07 février 2009
Back in France. For sure.
Et voilà. Mon séjour en Erasmus touche à sa fin. Je ne vous bassinerai pas en disant que c'était la plus belle période de ma vie, que c'était inoubliable et bla bla, comme c'est la norme quand un étudiant rentre au bercail après 6 mois à se saoûler la tronche aux frais de l'Union Européenne.L'Union Européenne justement. C'est plutôt ça dont je voudrais parler. Erasmus représente à mes yeux l'un de ses plus beaux succès, et en me penchant un peu sur le reste du programme Jeunesse en Action de la Comission Européenne, je constate que le programme d'études n'est qu'un tout petit morceau de ce qui est à notre disposition. Et ça me donne envie d'étudier et de travailler pour faire avancer la belle machine de l'Europe.
L'autre avantage d'aller vivre à l'étranger quelques temps quand on est si jeune: on approche tout ce que l'on rencontre sous un angle différent, plus large, sans même plus s'en rendre compte.
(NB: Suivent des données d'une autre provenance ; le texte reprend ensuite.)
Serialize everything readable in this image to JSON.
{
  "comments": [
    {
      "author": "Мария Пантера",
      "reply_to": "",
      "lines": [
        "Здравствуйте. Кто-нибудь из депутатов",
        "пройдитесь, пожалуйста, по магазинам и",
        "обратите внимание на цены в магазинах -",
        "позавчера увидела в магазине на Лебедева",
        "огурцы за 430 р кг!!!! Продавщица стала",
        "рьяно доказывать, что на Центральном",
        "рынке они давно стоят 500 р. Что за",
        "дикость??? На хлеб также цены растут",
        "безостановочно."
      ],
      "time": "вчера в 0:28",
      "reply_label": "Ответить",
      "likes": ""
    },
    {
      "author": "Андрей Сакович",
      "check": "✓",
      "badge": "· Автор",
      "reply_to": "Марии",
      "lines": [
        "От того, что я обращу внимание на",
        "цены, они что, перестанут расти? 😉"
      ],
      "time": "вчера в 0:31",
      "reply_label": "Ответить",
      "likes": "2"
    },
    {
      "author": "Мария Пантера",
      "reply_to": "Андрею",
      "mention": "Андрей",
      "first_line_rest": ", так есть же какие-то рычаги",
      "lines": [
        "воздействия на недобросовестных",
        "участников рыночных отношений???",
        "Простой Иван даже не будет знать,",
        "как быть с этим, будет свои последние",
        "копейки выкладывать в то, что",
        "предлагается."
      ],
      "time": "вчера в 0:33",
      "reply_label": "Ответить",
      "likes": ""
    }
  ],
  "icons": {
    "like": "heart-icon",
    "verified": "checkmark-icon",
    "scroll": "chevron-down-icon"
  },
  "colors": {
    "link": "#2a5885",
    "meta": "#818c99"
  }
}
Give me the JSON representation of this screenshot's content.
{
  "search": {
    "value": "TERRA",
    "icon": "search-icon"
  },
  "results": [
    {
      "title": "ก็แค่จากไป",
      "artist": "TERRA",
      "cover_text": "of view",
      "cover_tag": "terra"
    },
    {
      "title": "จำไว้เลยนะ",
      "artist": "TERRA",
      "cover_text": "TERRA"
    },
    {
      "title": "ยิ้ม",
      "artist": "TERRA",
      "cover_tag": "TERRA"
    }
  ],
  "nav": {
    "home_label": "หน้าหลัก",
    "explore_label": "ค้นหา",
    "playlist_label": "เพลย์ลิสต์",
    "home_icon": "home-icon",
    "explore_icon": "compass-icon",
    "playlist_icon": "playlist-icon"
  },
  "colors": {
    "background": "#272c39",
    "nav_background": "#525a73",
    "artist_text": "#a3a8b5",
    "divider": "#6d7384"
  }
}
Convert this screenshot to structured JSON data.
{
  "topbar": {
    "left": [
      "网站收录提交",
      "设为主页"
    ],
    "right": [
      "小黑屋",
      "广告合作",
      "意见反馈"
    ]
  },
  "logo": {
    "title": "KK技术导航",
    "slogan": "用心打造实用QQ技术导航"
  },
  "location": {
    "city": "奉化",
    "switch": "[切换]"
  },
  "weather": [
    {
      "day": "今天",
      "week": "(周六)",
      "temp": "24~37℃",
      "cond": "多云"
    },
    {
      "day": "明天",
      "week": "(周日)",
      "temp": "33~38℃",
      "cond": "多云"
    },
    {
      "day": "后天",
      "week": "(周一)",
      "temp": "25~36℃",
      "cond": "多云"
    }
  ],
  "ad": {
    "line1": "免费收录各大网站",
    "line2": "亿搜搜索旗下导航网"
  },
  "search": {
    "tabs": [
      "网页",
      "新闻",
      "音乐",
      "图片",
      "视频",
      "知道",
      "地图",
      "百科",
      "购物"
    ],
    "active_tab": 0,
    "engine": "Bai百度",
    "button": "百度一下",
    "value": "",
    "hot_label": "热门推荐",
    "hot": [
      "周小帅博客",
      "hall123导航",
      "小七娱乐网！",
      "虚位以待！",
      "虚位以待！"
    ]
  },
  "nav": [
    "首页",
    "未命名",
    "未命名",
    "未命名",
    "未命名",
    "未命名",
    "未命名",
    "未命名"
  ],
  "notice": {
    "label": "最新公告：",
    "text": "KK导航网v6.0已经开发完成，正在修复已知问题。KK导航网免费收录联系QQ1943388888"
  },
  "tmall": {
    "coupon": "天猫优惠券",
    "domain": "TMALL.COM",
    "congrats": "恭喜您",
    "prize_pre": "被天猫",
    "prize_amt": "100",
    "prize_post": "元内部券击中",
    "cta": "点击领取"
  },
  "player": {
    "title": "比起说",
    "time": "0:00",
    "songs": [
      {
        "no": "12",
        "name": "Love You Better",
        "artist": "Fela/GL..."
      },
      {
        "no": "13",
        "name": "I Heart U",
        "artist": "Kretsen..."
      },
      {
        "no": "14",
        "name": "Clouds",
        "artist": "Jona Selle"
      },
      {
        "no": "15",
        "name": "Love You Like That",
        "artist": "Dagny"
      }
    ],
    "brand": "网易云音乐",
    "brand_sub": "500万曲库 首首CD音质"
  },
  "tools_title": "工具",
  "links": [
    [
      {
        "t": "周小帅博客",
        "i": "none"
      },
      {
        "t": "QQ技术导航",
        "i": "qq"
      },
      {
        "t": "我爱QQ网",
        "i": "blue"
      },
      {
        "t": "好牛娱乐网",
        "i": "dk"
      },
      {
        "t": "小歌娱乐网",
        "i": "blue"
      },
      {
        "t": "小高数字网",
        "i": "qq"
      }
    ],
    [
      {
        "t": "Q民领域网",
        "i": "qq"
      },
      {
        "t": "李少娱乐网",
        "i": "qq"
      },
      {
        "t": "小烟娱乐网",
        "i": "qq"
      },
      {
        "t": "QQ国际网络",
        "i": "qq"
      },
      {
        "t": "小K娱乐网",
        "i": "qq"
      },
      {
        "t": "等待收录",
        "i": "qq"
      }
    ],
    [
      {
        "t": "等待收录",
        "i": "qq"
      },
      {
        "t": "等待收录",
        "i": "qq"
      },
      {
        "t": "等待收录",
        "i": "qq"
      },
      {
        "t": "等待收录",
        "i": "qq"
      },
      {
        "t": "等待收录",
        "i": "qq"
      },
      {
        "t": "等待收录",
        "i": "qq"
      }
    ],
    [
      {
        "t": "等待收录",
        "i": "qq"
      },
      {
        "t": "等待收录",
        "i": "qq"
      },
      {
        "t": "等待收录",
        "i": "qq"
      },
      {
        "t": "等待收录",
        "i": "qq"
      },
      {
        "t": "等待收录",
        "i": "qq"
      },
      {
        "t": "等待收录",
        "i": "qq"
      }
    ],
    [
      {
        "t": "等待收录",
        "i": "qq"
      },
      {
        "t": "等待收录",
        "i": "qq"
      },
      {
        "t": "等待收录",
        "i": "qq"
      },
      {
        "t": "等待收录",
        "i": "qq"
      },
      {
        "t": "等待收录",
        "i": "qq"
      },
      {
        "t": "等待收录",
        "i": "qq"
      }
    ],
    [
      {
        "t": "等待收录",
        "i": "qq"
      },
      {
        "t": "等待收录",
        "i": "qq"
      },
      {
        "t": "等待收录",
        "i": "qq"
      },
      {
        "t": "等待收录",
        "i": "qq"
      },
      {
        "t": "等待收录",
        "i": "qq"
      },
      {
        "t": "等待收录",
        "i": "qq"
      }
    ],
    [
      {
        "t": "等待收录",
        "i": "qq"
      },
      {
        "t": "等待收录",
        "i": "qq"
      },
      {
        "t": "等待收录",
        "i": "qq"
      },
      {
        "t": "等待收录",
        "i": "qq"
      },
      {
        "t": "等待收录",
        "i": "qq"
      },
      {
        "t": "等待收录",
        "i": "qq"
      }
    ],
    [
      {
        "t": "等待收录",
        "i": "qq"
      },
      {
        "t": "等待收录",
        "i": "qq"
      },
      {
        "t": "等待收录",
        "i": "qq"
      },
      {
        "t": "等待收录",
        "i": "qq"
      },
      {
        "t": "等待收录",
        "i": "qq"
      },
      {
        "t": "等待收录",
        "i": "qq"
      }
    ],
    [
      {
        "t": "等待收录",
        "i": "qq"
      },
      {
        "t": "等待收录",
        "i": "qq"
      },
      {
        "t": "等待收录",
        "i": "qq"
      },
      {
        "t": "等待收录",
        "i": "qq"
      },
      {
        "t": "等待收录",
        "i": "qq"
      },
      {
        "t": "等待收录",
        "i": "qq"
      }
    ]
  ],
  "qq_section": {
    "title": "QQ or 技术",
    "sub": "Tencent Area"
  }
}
En cette période de revendications et de protestations pour sauvegarder une Université gratuite, laïque et surtout publique, je ne peux pas m'empêcher d'éprouver un peu de pessimisme. Quand les frais d'inscriptions sont passés en Allemagne de 100 à 600 euros par semestre, les protestations des étudiants n'ont pas servi à grand chose. Quand je vois mes amis anglais qui à 21 ans, en 3e année, ont déjà un emprunt de 12 000 livres sur le dos mais ne pensent même pas au moment où ils devront les rembourser, parce que de toute façon c'est comme ça, ça me donne des frissons. Quand un ami français se présente en disant qu'il est en histoire ou en psycho et la première réactions des étudiants étrangers quand il s'en va est de dire « mais pourquoi il étudie la psycho? », « ça c'est bien un truc que je ferais pas, quelle perte de temps », ou « qu'est ce que tu peux avoir comme job avec un truc pareil ? »; je me sens révoltée, mais finit par me rendre compte que nous somme sans doute une exception. « L'exception française ». Nous sommes fiers de ne pas être des clients qui payons chaque année pour un service. Notre culture du peuple au pouvoir et de la protestation nous donne un avantage sur les étudiants d'autres pays. Mais jusqu'à quand? Jusqu'à quand allons nous privilégier la culture du savoir, pas comme en Allemagne où dans la plupart des Länder les enfants sont orientés dès l'âge de 9 ans, vers des écoles « technologiques » si ils n'ont pas d'assez bonnes notes, ou au Royaume-Uni où l'équivalent du bac se compose de 5 matières au choix (du genre anglais-sport-une langue-maths-histoire) sur lesquelles tu bosses pendant un an pour avoir l'examen et où la plupart des jeunes de 20 ans n'ont souvent pas un soupçon de culture, d'esprit critique, et je ne parle pas de conscience politique. Oui je crois que nous sommes l'une des exceptions et que même si le monde ne voit pas ça comme une chose positive (regardez le nombre d'étudiants que les Universités françaises accueillent chaque année comparé à celui de la Belgique, du Royaume-Uni ou même de nos grandes écoles, c'est attristant).
Et bien je crois que ça vaut la peine de se battre pour rester un des seuls pays où les jeunes ont encore les moyens, et surtout l'envie d'apprendre et de se cultiver, où les étudiants sont considérés comme l'avenir du savoir et de la connaissance et pas comme des futurs employés. A l'heure où les mentalités, les styles de vie et les cultures se mondialisent, ça ne va pas être évident.
Alors au boulot tout le monde, rassemblons nos forces et nos cerveaux une fois de plus, peut-être que cette année sera la bonne.